Asked in a press conference, following the presentation of the video to reporters, if he could comment on whether officers considered the risks of such a panic — given the size of the crowd and the potential for people trampling each other or even falling off the expressway, which is high above the street — Ferguson said he believed the march itself was a danger.
“I think the danger started when crowds entered a major thoroughfare,” he said. He added that he supported people exercising their constitutional right to protest.
But, he said, large numbers of cars travel at high speeds on the bridge approach, creating a danger for people on foot.
In fact, after initially being blocked from entering an on-ramp, a line of cars could be seen making its way onto the expressway as protesters were running away from the gas. However, by then, high-speed travel was all but impossible as the expressway had been blocked for some time by protesters and police.
Negotiations and scuffling leading up to tear gas deployment
Ferguson repeatedly emphasized that the police and protesters in the front were in negotiations for nearly 30 minutes before a small group pushed through the first line of a barricade — made up of police clad in riot gear — and officers began tossing gas canisters toward the crowd.
The half-hour of negotiations between police and protesters included allowing one woman, who police identified as a leader of the march, to use a police microphone to address the crowd, warning them that police would push back if the group attempted to make their way onto the main span of the bridge. (She was mostly inaudible, even to people pressed up against the police front line.)
“I’m not going to let you go into it without knowing,” the woman said. “They’re ready to beat us. They’re ready to shoot us.”
Shortly after that, the video — from the perspective of an officer in the second barricade line, about 25 feet behind the front line — appears to show a group attempting to push through the front line. One man on the right side makes it through and throws his hands in the air, continuing to walk forward. Shortly after that, a larger group breaks through the center of the police line, most holding their hands in the air as well.
“Many of them threw their hands up and began the, ‘hands up, don’t shoot’ chant. But many continued to push forward using their bodies,” said Sgt. David Barnes, part of the force investigation team. The number of protesters who pushed against the officers is still under investigation, police said.

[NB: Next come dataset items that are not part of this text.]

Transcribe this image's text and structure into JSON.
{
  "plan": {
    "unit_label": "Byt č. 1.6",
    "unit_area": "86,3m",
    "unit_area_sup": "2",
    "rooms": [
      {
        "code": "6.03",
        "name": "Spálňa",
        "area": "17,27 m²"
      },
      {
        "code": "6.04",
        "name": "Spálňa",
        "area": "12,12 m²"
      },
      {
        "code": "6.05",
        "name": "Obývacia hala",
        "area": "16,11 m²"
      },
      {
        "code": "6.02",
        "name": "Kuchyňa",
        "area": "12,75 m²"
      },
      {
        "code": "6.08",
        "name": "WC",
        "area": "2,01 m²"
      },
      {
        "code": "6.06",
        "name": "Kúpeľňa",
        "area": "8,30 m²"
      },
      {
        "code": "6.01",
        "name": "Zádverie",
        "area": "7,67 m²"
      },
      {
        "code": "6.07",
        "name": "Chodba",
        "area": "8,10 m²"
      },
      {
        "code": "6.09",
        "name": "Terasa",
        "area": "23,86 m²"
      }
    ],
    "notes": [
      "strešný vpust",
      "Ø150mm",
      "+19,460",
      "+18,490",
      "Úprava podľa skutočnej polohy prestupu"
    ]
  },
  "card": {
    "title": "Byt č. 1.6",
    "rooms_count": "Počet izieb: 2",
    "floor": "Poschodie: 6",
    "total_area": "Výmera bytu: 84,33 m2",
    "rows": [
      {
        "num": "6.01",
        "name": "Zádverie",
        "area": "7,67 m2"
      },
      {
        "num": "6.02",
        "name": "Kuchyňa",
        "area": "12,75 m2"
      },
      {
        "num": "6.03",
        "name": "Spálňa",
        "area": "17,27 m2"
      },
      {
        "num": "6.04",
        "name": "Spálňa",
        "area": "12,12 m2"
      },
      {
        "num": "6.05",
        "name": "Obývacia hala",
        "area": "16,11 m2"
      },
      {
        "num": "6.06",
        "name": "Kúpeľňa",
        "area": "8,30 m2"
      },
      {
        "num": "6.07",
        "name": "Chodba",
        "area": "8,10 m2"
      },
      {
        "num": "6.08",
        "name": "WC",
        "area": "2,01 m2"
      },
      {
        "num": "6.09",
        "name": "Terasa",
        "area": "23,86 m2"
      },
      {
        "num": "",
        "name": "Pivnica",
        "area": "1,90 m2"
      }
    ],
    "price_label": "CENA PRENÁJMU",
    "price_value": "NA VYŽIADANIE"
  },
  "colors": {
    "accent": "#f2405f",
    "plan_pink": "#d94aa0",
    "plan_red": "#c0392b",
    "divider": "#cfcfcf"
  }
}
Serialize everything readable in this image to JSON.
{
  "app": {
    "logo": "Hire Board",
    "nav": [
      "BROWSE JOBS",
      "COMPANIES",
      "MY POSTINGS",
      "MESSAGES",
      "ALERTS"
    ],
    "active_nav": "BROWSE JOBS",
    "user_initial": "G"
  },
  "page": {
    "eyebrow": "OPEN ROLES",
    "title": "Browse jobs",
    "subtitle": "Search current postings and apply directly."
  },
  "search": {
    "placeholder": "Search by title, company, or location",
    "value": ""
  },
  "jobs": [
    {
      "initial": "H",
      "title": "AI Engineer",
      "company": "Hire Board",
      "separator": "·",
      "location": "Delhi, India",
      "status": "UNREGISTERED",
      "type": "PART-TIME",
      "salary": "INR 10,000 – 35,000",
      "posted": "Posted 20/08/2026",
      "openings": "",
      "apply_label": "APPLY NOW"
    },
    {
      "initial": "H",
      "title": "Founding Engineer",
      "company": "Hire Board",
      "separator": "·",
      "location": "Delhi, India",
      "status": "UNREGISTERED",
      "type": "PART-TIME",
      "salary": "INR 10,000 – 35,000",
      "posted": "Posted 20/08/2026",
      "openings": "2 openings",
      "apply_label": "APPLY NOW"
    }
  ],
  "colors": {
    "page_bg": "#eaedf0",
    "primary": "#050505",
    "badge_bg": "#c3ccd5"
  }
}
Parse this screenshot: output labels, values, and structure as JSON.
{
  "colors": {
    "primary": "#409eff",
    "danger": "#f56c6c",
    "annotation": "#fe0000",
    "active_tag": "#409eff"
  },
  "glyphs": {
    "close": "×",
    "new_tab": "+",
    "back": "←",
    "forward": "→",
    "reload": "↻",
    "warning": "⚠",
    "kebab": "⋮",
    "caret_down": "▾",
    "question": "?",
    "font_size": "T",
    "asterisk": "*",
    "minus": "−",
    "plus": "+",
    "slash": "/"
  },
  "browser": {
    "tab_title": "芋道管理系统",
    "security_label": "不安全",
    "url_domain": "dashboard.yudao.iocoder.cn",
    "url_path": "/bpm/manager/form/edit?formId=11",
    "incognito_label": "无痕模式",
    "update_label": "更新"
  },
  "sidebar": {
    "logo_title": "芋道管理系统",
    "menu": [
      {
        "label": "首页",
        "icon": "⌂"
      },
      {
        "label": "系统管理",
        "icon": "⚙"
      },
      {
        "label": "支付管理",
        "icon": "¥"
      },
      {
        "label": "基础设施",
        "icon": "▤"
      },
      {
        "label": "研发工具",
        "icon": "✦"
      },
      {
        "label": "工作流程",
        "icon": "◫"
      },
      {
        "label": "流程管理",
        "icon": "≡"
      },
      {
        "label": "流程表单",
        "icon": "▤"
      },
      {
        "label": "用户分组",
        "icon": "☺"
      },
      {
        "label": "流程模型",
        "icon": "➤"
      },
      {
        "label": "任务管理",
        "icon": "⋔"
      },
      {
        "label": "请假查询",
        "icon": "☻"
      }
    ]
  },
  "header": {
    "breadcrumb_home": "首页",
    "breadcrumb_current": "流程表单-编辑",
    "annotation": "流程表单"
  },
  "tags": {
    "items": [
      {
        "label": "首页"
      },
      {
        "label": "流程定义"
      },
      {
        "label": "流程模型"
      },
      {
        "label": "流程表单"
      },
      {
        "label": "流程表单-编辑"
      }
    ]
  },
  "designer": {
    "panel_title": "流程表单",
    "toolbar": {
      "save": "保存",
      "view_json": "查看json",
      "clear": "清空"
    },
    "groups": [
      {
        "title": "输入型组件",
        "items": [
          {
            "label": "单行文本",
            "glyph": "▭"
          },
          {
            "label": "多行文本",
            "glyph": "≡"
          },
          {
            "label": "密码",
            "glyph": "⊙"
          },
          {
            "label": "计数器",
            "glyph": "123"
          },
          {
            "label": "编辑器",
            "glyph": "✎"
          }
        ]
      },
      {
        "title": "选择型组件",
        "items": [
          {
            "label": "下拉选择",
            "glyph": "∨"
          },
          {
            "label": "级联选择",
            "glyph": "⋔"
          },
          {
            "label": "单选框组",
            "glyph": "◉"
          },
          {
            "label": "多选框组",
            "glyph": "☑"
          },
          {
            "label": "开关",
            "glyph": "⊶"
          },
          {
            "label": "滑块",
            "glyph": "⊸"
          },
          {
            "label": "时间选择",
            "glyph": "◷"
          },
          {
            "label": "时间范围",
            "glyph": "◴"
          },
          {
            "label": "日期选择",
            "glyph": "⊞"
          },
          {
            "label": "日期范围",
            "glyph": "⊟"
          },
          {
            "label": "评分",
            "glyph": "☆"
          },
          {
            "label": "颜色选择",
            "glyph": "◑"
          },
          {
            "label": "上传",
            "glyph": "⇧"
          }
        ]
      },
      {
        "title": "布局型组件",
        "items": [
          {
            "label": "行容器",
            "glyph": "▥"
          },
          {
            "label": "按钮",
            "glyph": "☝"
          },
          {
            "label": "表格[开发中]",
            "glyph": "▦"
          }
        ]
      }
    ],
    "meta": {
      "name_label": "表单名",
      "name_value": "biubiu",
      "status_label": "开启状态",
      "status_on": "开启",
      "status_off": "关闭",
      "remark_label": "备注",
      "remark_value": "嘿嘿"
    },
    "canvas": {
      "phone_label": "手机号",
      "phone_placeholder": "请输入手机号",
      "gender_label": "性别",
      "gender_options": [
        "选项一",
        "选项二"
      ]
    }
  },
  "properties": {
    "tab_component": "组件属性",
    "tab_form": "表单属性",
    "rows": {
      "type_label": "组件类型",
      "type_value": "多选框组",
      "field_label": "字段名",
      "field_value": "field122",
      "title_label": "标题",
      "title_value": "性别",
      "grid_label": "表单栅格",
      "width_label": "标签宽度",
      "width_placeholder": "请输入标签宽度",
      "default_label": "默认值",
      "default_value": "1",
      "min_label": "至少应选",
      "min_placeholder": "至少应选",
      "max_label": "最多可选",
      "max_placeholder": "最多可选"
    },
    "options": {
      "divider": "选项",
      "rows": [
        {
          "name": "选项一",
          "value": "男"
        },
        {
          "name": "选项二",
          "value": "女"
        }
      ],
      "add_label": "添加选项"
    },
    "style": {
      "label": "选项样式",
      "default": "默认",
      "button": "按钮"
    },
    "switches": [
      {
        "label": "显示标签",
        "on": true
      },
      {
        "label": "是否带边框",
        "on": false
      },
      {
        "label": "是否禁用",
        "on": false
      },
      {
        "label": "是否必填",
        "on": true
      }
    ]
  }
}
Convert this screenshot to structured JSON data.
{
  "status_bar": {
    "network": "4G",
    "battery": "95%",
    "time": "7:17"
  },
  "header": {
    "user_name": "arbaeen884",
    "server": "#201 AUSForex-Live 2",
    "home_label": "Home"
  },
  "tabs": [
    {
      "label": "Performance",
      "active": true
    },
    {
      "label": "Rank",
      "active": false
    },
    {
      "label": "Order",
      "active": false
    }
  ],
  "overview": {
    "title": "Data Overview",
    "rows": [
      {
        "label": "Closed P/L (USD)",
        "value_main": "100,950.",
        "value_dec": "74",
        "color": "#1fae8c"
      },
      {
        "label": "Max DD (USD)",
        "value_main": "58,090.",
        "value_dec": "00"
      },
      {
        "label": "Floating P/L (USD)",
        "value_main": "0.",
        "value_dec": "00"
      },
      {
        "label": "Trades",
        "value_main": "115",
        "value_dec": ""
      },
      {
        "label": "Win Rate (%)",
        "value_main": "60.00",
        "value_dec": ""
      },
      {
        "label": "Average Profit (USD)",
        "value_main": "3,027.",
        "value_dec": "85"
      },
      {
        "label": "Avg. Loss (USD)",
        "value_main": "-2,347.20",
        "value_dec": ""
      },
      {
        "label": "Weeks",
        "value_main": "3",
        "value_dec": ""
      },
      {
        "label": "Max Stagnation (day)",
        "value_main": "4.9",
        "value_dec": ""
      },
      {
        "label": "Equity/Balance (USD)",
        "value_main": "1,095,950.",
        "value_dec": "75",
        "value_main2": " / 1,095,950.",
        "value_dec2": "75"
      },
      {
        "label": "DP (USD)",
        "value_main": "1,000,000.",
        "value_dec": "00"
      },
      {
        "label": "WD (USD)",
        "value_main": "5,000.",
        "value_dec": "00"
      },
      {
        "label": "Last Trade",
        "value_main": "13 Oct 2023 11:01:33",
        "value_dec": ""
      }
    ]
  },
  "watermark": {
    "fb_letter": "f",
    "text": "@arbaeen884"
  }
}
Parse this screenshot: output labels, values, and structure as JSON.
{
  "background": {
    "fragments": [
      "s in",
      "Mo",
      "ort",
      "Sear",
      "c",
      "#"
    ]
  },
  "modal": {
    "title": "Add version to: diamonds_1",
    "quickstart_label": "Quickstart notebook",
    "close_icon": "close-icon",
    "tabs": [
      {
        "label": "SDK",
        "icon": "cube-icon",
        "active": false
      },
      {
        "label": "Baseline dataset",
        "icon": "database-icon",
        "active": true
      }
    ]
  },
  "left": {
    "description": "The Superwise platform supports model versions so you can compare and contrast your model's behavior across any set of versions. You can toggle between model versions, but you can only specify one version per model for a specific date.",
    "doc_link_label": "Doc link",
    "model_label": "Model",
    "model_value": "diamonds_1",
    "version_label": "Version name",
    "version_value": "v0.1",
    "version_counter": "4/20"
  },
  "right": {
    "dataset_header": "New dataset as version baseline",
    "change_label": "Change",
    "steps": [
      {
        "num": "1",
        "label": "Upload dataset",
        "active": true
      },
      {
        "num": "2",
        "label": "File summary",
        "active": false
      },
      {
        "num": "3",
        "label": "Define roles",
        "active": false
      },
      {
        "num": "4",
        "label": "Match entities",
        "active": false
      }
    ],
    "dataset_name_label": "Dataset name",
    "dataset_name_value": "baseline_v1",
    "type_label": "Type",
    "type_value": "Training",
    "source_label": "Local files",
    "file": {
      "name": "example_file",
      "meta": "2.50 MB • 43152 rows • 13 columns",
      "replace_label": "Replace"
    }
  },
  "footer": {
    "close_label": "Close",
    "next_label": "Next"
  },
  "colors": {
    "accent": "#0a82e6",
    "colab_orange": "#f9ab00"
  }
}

A scuffle then ensues as protesters approach the second line of officers — including the one whose body camera footage was shown — and little is visible for several seconds.
Then two protesters are visible, one appearing to push against the officer’s shield. Barnes said the officer was pinned against a police car at that point. The other protester then looks back, saying, “We’re blocked in.”
The officer begins coughing, indicating that tear gas has been deployed.
“Both our officers and the protesters were affected by the gas,” Barnes said.
That is followed by several briefer clips from other body cameras, showing protesters and police right before tear gas is used, including one that, according to Barnes, shows a protester grabbing an officer’s shield.
‘A select group’
The rest of the video shows what happened after that first round of gas was deployed.
“The majority of peaceful protesters marched off the bridge,” Barnes said. “There was a select group of protesters who were essentially bent on being violent and crossing the bridge.”
It includes clips of a group of protesters who remained on the expressway after the first use of gas. The video shows several instances of people throwing gas canisters off the bridge or back at police. After one canister is thrown back, a police officer is shown climbing on top of a car and using a launcher to fire projectiles at the crowd.
Police initially denied firing projectiles until The Times-Picayune/New Orleans Advocate released a video showing small objects whizzing through the air.
But this week, Ferguson acknowledged that officers fired rubber “stinger rounds” and gas-filled “sponge rounds” at the crowd. He said only tear gas was authorized, and he was not made aware of the use of the projectiles until this weekend, several days after the incident.
During Wednesday’s press conference, Ferguson said he could not comment on the justification for the use of force against the protesters.
“I can’t give you that because that is still under investigation,” he said. “What I can give you is tear gas, as well as the rubber balls, is a tool that is used to disperse crowds. The why, the where, what were they thinking? That is part of our investigation.”